Dalam pernyataannya bulan lalu, Menteri Desa, Pembangunan Daerah Tertinggal, dan Transmigrasi (Mendes PDTT) Abdul Halim Iskandar menyatakan bahwa sebanyak 1,9 juta penerima bantuan adalah perempuan kepala keluarga.
Seperti yang termuat dalam laporan Penghitungan dan Analisis Kemiskinan Makro Indonesia, ditemukan bahwa perempuan kepala rumah tangga berstatus miskin cenderung stagnan persentasenya dari 2016 hingga 2019. Dalam rentang empat tahun tersebut, perubahan persentase baik 0,03 persen saja, dari 16,12 persen di 2016 menjadi 16,19 persen pada 2019. Artinya, belum ada upaya yang signifikan berdampak baik dari pemerintah dan masyarakat untuk mengatasi persoalan ini.

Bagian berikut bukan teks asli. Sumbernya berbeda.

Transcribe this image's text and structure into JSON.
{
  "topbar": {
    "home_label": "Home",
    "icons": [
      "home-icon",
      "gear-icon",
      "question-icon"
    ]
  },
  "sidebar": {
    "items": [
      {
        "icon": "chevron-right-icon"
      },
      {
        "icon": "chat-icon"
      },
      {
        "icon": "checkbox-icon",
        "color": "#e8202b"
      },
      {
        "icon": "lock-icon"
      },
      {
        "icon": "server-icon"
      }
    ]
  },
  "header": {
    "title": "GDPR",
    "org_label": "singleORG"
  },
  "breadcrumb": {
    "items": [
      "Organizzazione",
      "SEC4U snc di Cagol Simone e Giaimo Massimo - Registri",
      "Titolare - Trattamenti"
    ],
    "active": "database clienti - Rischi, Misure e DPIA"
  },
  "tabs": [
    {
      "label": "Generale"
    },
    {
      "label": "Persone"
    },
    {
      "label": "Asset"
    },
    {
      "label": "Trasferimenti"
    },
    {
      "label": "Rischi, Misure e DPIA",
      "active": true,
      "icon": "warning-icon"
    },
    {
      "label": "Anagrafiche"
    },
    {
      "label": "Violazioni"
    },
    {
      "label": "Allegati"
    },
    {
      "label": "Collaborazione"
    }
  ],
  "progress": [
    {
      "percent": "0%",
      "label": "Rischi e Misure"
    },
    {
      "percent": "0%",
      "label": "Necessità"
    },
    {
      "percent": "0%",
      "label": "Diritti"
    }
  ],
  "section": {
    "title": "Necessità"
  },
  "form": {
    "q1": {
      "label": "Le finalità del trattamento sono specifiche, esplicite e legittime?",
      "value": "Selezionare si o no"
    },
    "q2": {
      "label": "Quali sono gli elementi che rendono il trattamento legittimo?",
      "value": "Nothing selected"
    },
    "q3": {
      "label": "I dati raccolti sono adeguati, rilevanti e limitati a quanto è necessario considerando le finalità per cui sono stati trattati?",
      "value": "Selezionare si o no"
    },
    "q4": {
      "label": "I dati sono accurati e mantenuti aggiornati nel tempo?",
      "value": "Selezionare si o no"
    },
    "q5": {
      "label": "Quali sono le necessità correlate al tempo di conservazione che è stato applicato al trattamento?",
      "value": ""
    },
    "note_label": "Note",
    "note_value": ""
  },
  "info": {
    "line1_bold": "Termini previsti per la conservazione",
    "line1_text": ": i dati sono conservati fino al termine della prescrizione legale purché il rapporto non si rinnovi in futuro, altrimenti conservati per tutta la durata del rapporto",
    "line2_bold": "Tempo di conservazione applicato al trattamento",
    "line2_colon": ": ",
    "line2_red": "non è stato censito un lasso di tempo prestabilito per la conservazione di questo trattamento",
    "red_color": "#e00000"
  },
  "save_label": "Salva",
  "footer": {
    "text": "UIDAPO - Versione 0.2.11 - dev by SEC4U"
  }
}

Maka, salah satu upaya yang dapat dilakukan adalah tetap mendukung paradigma kedudukan yang sama antara perempuan dan laki-laki yang saat ini sudah berjalan. Seperti keleluasaan yang diperoleh laki-laki, perempuan perlu terus didorong untuk mengembangkan dirinya, seperti memperoleh pendidikan yang tinggi atau meniti karier dalam pekerjaannya. Tentu ini tidak mudah karena masih ada konstruksi budaya yang menganggap tabu hal itu.
Konstruksi
Tidak dapat dimungkiri, untuk terus mengupayakan perempuan meningkatkan kualitas hidupnya, masih ada tarik-menarik dengan budaya lokal. Tentu, aspek ini tidak dapat dilepas dari konteks sejarah yang kemudian menjadi tradisi yang diwariskan turun-temurun.
Salah satu contoh ini dapat dilihat dari budaya suku Banjar di Kalimantan. Dalam buku berjudul Ketertindasan Perempuan dalam Tradisi Kawin Anom: Subaltern Perempuan pada Suku Banjar dalam Perspektif Poskolonial (2016), ditemukan tradisi kawin anom masih berlangsung hingga zaman poskolonial. Rosramadhana Nasution, penulis buku tersebut, menyoroti konstruksi sosial yang melestarikan budaya yang membatasi ruang gerak perempuan.
Menurut tradisi, kawin anom merujuk pada praktik menikahkan anak perempuan setelah menstruasi pertama. Anak perempuan dipandang sebagai beban orangtua. Maka, dengan menjodohkannya dengan laki-laki, tanggung jawab itu bisa dilepas. Tradisi yang diwariskan sejak zaman kolonial ini di sisi lain juga melanggengkan pernikahan anak usia dini.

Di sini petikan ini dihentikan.